I don’t want to live in dark places anymore, avoiding change and just accepting the relative comfort of having to do nothing, which prison provides. I’ve decided that I have to do more, help others in any way I can and give back to a world I’ve only taken from until now. We are a fully capable species with the ability to make extraordinary changes in ourselves and transforming our environment. We have shown definitively (sometimes adversely) since our ancestors learned to use tools, and live in ever functioning societies, that we can change the world. We can truly do anything we set our minds to. So it’s up to people like me who have done harm to others to accept responsibility, step forward, and try to make this world a better place for all. This planet is our home, a home we must all share.
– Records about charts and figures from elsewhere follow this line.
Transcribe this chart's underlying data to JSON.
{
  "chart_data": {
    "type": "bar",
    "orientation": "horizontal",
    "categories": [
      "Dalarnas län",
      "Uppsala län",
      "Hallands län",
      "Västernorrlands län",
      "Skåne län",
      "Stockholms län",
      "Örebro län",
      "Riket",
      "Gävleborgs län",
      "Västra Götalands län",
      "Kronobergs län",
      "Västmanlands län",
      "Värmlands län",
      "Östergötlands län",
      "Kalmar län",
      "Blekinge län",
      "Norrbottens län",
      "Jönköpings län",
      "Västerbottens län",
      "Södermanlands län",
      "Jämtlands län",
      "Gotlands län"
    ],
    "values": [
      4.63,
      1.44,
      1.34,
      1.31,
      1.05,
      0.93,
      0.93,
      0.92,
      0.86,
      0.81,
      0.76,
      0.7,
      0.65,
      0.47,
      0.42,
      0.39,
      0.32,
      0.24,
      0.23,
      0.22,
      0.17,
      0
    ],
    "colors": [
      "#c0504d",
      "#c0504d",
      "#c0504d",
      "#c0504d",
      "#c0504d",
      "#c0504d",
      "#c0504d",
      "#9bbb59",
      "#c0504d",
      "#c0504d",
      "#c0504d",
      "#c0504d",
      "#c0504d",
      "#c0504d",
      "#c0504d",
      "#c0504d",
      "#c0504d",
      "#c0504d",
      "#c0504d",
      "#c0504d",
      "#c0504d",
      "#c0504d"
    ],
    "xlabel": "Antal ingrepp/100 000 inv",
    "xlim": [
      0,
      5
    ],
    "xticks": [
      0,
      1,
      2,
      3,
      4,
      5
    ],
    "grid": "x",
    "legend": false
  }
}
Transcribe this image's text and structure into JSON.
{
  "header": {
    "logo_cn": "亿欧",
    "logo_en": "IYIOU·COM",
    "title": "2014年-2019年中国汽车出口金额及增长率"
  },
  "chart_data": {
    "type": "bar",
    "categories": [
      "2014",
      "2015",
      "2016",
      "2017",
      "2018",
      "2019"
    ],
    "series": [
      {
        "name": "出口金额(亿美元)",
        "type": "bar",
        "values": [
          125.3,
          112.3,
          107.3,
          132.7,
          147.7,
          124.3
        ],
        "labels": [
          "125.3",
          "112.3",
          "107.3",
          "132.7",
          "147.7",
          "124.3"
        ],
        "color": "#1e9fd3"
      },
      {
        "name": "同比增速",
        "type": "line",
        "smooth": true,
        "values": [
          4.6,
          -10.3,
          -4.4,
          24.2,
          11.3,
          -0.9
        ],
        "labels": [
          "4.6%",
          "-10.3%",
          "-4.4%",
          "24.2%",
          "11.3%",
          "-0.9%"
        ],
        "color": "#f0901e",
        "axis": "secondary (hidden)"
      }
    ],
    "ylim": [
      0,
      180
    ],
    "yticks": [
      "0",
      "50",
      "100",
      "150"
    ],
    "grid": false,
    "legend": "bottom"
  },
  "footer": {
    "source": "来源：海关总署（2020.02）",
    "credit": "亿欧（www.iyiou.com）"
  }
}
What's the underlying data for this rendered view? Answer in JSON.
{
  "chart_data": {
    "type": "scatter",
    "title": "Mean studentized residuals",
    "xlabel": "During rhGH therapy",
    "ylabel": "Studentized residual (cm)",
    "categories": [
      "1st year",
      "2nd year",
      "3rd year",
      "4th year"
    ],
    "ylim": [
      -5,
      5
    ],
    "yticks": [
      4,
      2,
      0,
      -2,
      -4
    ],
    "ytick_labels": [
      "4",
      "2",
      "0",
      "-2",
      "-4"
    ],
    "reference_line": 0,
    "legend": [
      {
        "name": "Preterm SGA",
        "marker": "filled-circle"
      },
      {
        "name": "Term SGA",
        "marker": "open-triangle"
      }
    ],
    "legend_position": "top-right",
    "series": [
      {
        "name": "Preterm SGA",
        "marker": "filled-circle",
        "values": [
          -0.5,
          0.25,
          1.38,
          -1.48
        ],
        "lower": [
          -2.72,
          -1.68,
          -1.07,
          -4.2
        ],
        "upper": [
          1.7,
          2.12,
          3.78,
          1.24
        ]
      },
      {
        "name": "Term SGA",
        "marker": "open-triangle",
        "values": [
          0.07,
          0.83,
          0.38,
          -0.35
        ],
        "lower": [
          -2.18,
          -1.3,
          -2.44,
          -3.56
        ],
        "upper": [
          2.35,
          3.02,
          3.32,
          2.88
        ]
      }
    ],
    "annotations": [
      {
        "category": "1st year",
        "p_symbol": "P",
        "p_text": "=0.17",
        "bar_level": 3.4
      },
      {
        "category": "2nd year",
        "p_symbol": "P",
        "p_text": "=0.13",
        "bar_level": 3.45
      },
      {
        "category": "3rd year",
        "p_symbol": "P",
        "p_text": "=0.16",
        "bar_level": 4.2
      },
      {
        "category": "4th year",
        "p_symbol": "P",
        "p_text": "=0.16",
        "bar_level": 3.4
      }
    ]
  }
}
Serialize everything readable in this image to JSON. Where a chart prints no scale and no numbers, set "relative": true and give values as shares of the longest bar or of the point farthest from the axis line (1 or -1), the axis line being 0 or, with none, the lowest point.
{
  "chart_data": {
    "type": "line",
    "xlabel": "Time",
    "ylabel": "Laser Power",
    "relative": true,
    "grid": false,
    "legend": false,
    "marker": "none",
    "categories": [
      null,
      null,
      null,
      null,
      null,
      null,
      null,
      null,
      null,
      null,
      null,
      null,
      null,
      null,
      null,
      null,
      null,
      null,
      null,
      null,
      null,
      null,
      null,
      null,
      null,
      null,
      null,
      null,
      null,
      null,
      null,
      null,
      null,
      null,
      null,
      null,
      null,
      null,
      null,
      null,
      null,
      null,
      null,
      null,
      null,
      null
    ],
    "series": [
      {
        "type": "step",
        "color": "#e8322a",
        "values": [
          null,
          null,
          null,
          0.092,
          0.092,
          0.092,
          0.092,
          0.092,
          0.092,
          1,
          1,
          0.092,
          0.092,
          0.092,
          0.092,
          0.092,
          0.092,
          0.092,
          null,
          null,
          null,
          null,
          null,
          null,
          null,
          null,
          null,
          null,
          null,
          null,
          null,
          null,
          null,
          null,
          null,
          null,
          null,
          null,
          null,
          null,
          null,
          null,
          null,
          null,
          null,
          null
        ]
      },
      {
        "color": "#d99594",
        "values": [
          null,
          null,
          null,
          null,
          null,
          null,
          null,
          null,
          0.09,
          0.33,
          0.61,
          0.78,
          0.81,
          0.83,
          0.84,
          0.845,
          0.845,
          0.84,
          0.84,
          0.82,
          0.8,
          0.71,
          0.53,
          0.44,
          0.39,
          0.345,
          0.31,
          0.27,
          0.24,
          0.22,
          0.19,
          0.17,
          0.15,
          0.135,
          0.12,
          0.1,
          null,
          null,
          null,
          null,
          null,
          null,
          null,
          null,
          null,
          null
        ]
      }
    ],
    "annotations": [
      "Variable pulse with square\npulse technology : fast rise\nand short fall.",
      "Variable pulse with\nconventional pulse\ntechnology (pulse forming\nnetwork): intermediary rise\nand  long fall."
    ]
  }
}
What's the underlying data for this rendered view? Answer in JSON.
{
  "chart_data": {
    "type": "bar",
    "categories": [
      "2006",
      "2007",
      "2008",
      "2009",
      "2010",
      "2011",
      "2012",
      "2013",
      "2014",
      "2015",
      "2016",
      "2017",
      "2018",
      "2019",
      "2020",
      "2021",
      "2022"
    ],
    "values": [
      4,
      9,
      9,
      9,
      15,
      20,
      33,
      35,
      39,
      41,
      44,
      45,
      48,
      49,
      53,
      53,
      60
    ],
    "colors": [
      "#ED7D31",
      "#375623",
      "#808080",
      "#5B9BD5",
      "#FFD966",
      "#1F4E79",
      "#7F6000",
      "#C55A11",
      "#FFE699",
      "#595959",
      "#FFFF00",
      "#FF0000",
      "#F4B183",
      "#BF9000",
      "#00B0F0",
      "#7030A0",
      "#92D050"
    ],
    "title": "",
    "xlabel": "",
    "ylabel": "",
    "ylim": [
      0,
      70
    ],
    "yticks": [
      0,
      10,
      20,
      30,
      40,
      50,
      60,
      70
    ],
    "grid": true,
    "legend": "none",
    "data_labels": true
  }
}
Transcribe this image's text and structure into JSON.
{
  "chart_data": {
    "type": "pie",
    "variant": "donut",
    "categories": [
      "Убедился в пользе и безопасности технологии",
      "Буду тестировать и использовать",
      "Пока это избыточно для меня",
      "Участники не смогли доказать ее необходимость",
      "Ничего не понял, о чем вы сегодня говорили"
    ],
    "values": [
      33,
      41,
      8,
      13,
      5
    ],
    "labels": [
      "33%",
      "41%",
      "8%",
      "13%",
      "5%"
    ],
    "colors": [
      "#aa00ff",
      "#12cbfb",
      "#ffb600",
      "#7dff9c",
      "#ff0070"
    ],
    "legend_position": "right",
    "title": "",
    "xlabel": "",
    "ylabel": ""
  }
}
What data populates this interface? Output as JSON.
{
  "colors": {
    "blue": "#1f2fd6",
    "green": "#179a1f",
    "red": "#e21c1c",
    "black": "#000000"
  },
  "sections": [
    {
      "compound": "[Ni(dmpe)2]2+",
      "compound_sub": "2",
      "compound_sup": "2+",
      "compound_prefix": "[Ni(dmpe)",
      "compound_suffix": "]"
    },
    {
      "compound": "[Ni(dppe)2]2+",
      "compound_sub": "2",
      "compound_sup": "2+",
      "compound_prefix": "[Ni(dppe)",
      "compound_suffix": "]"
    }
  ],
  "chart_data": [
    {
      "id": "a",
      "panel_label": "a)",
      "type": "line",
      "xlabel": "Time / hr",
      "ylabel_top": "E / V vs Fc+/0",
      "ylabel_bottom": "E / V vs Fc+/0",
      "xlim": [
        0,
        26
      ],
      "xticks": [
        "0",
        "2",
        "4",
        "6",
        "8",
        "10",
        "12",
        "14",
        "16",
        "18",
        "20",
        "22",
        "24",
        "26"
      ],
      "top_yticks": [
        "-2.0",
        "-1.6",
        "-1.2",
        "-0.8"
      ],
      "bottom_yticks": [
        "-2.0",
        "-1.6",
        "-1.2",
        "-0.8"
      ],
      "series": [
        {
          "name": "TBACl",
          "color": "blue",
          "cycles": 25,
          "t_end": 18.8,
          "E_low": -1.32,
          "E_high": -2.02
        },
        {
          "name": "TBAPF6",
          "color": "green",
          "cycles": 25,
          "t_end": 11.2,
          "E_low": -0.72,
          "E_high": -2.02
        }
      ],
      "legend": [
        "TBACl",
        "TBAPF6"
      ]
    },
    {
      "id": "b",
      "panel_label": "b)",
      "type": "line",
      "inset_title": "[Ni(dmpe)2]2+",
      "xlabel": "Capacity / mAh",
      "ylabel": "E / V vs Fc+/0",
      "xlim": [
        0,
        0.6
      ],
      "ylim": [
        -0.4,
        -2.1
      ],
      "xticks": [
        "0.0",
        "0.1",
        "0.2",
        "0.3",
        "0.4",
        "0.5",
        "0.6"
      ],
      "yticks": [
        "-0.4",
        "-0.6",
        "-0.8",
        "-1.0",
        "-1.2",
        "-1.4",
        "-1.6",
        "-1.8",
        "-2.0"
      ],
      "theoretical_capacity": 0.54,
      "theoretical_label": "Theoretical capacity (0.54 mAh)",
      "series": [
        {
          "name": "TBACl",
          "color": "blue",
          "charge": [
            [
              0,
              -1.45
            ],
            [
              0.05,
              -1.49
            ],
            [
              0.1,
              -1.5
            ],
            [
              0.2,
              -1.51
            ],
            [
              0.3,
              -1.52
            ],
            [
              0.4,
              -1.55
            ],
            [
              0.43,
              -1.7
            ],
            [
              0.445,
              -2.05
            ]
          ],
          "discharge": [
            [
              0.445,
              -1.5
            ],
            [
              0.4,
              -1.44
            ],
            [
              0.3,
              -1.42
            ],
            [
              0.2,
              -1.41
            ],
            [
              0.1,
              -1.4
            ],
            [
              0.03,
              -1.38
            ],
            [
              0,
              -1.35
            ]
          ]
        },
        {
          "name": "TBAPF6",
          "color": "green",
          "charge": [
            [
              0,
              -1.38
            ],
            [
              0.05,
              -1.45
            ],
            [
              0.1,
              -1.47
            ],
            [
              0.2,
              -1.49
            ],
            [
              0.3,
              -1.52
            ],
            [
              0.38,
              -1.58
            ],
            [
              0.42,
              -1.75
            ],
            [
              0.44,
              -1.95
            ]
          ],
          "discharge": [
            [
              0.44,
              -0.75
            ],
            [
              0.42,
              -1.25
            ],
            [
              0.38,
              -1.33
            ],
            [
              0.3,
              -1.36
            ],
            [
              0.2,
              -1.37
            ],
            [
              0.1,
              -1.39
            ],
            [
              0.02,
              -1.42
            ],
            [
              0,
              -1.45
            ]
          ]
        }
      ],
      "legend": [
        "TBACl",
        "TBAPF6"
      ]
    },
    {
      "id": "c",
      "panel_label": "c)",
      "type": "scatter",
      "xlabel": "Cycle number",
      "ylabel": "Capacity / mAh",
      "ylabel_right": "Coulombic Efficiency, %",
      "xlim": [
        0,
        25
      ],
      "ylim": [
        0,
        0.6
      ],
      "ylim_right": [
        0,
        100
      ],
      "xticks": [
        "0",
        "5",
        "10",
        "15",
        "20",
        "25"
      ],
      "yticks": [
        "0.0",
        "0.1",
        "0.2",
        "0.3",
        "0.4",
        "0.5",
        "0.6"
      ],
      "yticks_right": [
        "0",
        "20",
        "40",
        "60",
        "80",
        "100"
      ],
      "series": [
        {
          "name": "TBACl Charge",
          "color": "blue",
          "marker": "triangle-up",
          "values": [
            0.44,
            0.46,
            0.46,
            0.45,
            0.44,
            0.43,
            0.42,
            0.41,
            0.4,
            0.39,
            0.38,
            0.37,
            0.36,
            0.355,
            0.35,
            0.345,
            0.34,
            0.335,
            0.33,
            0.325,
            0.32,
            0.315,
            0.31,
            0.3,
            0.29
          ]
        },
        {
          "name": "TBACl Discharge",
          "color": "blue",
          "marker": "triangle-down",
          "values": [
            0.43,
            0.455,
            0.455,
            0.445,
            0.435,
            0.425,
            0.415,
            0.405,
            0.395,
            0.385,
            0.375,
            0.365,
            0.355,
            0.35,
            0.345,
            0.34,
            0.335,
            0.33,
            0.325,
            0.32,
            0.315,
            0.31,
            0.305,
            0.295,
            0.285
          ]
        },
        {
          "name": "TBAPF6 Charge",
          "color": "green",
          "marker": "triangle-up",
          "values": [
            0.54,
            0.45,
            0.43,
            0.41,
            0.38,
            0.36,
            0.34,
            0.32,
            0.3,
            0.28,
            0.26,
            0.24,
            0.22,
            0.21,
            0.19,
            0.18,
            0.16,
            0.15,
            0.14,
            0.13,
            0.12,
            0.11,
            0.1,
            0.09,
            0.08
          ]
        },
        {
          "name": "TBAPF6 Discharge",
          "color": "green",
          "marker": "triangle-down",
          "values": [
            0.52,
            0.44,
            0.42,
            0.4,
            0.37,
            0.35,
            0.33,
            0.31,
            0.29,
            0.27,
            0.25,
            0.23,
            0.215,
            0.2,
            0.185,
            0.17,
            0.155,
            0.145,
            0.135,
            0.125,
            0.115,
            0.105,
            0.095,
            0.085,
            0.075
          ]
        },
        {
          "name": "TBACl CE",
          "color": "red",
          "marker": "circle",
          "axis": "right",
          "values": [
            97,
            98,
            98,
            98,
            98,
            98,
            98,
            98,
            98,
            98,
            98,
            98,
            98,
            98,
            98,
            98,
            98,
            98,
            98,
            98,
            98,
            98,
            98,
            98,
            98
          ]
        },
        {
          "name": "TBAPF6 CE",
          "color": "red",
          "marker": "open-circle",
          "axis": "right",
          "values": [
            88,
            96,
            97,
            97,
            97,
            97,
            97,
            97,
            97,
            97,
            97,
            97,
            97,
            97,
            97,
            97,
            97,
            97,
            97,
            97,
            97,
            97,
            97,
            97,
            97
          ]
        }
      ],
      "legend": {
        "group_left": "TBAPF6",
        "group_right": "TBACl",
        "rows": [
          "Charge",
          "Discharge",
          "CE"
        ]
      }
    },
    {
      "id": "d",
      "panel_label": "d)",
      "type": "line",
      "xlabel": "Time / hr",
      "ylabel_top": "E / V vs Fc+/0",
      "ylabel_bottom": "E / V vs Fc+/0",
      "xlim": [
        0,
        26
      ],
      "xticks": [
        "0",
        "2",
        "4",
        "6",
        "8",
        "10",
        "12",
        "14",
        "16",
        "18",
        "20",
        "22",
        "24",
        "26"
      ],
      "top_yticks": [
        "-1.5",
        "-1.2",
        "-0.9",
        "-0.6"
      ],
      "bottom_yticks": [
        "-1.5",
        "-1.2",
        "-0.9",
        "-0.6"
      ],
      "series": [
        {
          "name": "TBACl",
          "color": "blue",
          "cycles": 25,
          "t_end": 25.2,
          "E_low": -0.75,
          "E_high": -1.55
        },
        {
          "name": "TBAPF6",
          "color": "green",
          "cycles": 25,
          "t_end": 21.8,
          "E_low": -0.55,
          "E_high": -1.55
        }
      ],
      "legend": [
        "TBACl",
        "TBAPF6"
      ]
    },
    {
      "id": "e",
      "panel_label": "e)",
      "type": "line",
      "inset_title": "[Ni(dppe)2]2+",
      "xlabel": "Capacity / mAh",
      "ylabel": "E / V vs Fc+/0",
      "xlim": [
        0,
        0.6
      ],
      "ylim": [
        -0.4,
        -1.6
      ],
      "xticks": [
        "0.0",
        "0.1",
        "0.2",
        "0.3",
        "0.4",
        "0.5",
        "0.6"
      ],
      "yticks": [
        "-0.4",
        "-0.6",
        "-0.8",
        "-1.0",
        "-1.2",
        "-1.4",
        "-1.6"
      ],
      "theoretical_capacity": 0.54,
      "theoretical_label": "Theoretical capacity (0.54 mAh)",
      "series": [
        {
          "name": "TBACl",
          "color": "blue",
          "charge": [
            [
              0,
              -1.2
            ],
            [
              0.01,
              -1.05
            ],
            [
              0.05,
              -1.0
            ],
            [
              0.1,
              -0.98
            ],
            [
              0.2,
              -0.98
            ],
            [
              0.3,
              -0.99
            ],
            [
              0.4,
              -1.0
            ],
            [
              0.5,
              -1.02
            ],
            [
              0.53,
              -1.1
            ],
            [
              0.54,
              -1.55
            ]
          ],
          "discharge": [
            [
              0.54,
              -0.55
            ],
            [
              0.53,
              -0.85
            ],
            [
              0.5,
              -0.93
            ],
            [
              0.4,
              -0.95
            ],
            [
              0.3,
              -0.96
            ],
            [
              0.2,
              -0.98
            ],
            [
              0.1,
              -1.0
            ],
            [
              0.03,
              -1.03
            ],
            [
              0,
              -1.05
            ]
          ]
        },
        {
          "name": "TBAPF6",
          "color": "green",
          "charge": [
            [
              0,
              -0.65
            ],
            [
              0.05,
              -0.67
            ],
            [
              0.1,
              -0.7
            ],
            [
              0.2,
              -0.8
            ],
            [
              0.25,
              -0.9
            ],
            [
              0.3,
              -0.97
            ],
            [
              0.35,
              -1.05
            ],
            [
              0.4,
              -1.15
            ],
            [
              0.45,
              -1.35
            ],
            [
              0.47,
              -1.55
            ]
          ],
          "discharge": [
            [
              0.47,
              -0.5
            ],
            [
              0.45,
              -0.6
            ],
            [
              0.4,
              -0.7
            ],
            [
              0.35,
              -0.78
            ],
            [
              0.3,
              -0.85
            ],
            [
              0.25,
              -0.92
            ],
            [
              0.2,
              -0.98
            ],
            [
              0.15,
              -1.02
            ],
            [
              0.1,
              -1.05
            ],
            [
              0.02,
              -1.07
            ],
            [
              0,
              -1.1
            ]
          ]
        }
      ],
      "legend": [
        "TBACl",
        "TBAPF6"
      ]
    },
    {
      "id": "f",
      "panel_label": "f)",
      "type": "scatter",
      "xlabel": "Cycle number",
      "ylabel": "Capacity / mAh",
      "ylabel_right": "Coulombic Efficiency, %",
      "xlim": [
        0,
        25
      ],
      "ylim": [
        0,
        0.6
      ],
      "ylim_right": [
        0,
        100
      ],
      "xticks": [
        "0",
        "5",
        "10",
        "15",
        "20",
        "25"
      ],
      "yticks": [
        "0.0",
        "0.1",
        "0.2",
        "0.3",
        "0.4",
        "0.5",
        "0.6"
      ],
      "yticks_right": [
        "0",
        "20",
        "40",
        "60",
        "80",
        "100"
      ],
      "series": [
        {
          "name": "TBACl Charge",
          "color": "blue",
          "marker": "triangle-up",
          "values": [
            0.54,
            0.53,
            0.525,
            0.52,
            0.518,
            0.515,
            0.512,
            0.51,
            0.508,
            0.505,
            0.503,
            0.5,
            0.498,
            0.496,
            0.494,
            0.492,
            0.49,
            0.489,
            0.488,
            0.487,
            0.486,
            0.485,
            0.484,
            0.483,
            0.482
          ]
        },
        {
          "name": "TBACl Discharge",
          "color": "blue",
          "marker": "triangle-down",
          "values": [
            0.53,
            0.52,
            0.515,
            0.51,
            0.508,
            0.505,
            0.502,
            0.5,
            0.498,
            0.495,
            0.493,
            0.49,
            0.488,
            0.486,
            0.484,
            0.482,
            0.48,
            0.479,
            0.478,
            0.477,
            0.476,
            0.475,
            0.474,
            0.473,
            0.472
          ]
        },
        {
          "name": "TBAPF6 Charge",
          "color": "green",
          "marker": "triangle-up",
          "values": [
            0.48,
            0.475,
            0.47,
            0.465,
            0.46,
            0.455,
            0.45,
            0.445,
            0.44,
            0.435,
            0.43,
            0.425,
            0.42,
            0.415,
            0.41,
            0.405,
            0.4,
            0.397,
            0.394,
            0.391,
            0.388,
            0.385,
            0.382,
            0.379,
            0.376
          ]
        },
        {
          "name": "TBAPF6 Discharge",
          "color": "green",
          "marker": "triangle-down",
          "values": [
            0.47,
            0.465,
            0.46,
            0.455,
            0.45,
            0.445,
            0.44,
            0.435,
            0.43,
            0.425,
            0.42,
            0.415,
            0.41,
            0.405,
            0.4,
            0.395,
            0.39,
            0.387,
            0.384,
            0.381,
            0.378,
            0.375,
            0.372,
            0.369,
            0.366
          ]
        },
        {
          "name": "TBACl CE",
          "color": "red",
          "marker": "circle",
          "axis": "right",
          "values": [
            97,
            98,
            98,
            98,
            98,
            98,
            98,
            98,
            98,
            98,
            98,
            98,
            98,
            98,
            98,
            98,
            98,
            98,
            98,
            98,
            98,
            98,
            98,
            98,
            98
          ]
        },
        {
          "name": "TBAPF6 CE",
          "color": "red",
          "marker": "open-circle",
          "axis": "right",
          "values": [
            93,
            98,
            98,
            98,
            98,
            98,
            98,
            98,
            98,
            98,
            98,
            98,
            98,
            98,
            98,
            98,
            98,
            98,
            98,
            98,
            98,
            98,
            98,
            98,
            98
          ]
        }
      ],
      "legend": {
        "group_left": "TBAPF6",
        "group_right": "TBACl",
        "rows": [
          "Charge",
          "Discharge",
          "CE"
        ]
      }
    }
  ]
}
Most perpetrators of serious crimes prefer to “forget” what they’ve done because it’s a much easier thing to do than face further judgement. I see this first hand every day in prison. But victims of sexual assault and a variety of other crimes, don’t get to just “forget” what happened to them. They are forced to live with the trauma (and possible P.T.S.D.) because men like me gave them no other choice when we committed our crimes. They will have to “do time” as well, only their sentence will be served in the mind.
I can never forget, I won’t forget. I will continue striving to find new ways to give back, help in any way I can, even if it’s just with words. This blog, my mission is a way for me to keep this subject foremost in my thoughts, which will in turn continue to influence my actions.
This world is full of problems and I know one person can’t solve them all. I can start by working on myself for now though. Every morning I wake up is another opportunity and I’ll do my best not to waste another moment.